Of course, with no expertise in ethics, this enables academics from the so called ‘Safety Science Lab’ to declare zero a ‘moral goal’ (https://safetyrisk.net/zero-is-an-immoral-goal/). Any denial of fallibility and mortality and an expectation of perfection can only lead to the brutalism of persons.
Now, all of this language will seem alien to Safety, because it puts its head in the sand and when any word over 4 letters is presented, is dismissed as ‘academic’. Such a convenient lens with which to keep one’s head in the sand enables philosophies that demonise persons to flourish. Sometimes, these philosophies are hidden in discourse of ‘positivity’, ‘resilience engineering’ and ‘new view’.
If there is a ‘new view’, is that a new worldview? Or, is it discourse bolted on to the same worldview that is the foundation for traditional safety?
Keeping an industry’s philosophical head in the sand enables dehumanising ethics, philosophy and strategies that harm people, to flourish, sometimes in the name of ‘care’. Ensuring that there is no study in ethics, methodology or philosophy in the safety curriculum, enables masculinist philosophies to flourish unconsciously in safety discourse. We see this in the focus on zero and psychosocial ‘hazards’. What such a discourse enables is a politic that hides real motives and beliefs.

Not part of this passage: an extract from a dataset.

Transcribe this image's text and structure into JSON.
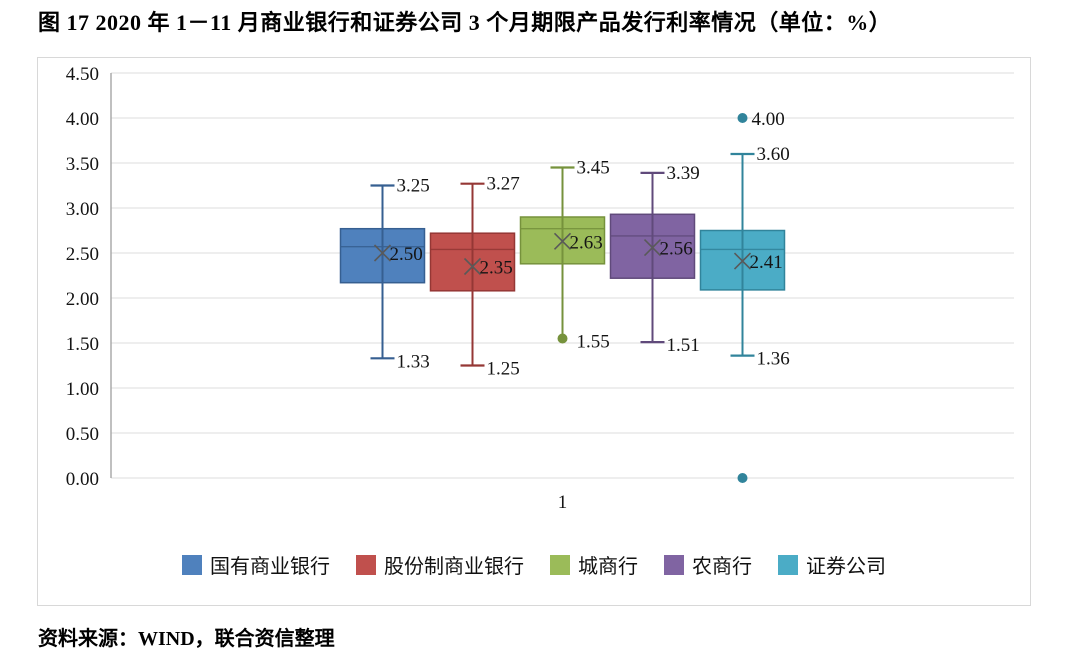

Wherever the language of ‘hazards’ is the focus of safety, it is quickly followed up with the language of controls and compliance. Never the language of ‘persons’. In this way the safety association can declare that ‘humans are a hazard’ (https://safetyrisk.net/the-enemy-of-safety-humans/) and the enemy of safety. The political fallout for this kind of thinking is the brutalism of persons.
Whenever you see the language of ‘performance’ on show in safety you know the philosophy of Technique is at work (Ellul) and that the ideology of efficiency will be used to brutalise humans in the name of ‘good’. This never appears openly or transparently, because the underlying philosophy is never articulated or discussed. The philosophy behind a ‘performance’ focus is Instrumentalism and Utilitarianism. In this way the utility of a human towards the efficiency of the system is prioritised.

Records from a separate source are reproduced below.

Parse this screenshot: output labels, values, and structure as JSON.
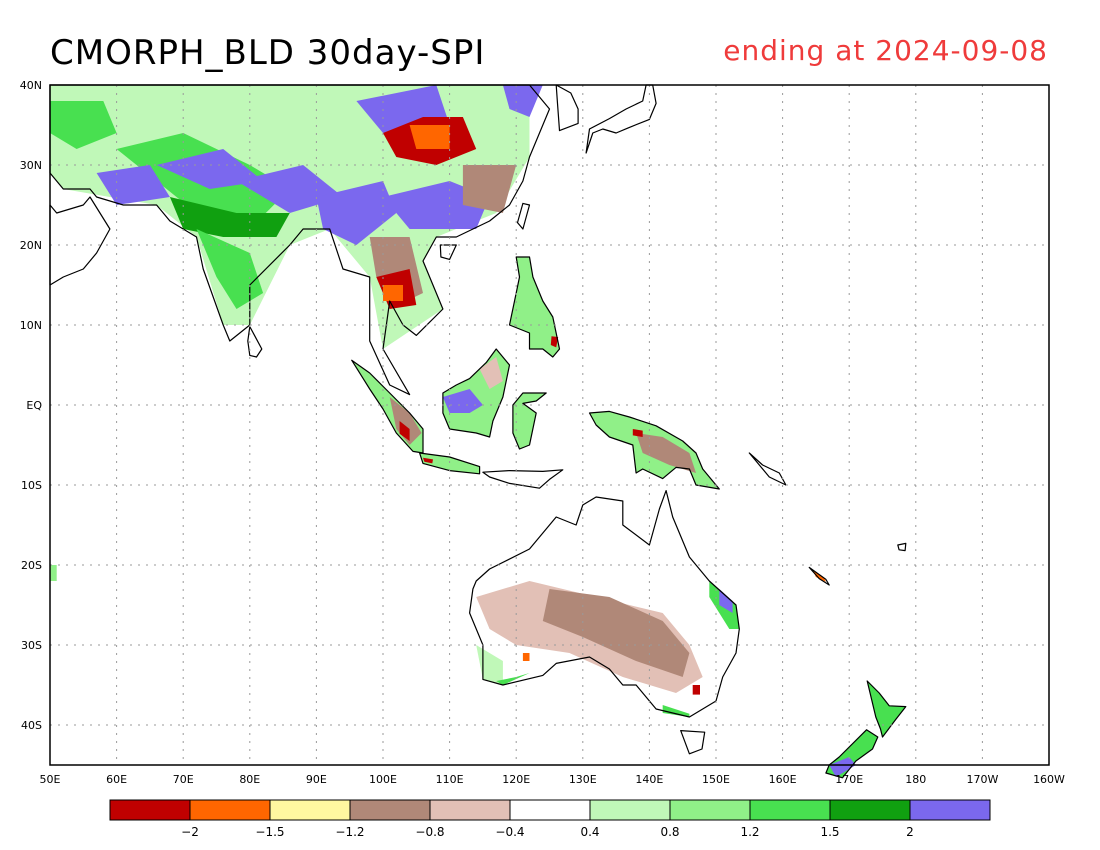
{
  "title": "CMORPH_BLD 30day-SPI",
  "subtitle": "ending at 2024-09-08",
  "map": {
    "lon_range": [
      50,
      200
    ],
    "lat_range": [
      -45,
      40
    ],
    "lon_ticks": [
      "50E",
      "60E",
      "70E",
      "80E",
      "90E",
      "100E",
      "110E",
      "120E",
      "130E",
      "140E",
      "150E",
      "160E",
      "170E",
      "180",
      "170W",
      "160W"
    ],
    "lat_ticks": [
      "40N",
      "30N",
      "20N",
      "10N",
      "EQ",
      "10S",
      "20S",
      "30S",
      "40S"
    ],
    "grid": true
  },
  "colorbar": {
    "colors": [
      "#c00000",
      "#ff6600",
      "#fff8a0",
      "#b08878",
      "#e2c0b6",
      "#ffffff",
      "#c0f8b8",
      "#90f088",
      "#48e050",
      "#10a010",
      "#7b68ee"
    ],
    "labels": [
      "−2",
      "−1.5",
      "−1.2",
      "−0.8",
      "−0.4",
      "0.4",
      "0.8",
      "1.2",
      "1.5",
      "2"
    ]
  }
}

When the word ‘human’ is used in such a context such as in Human Organisational Performance, you know that humans are a ‘factor’ in a system. The same applies for ‘human factors’ safety. Again, humans are viewed as a subset within a system. The underlying philosophy is rarely declared and this enables people to be dehumanised for the sake of the ‘engineering’ of the system. This is the foundation of ‘resilience engineering’ (RE). RE is not about the resilience of humans but the resilience of a system!

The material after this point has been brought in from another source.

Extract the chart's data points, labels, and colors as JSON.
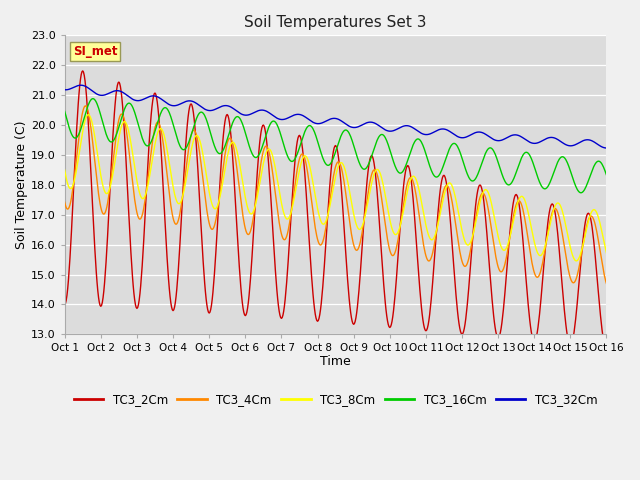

There are other philosophies that are much better focused on human persons and moral meaning than the ones that dominate the safety industry.
In SPoR, the undelaying philosophy is an existentialist phenomenological dialectic. What this means is the focus is on the experience of persons and their uniqueness in being in constant movement in learning. This has been articulated thoroughly in many of the books offered by SPoR for free download (https://www.humandymensions.com/shop/).
So, don’t be seduced by surface messaging about ‘ideas’, ‘slogans’, ‘models’ or ‘thought bubbles’ from so called ‘thought leaders’, make sure you seek out the hidden worldview.
To get to the bottom of a worldview requires asking some tough political questions. Asking some of the tough questions using the Critical Political Questions tool is a good start.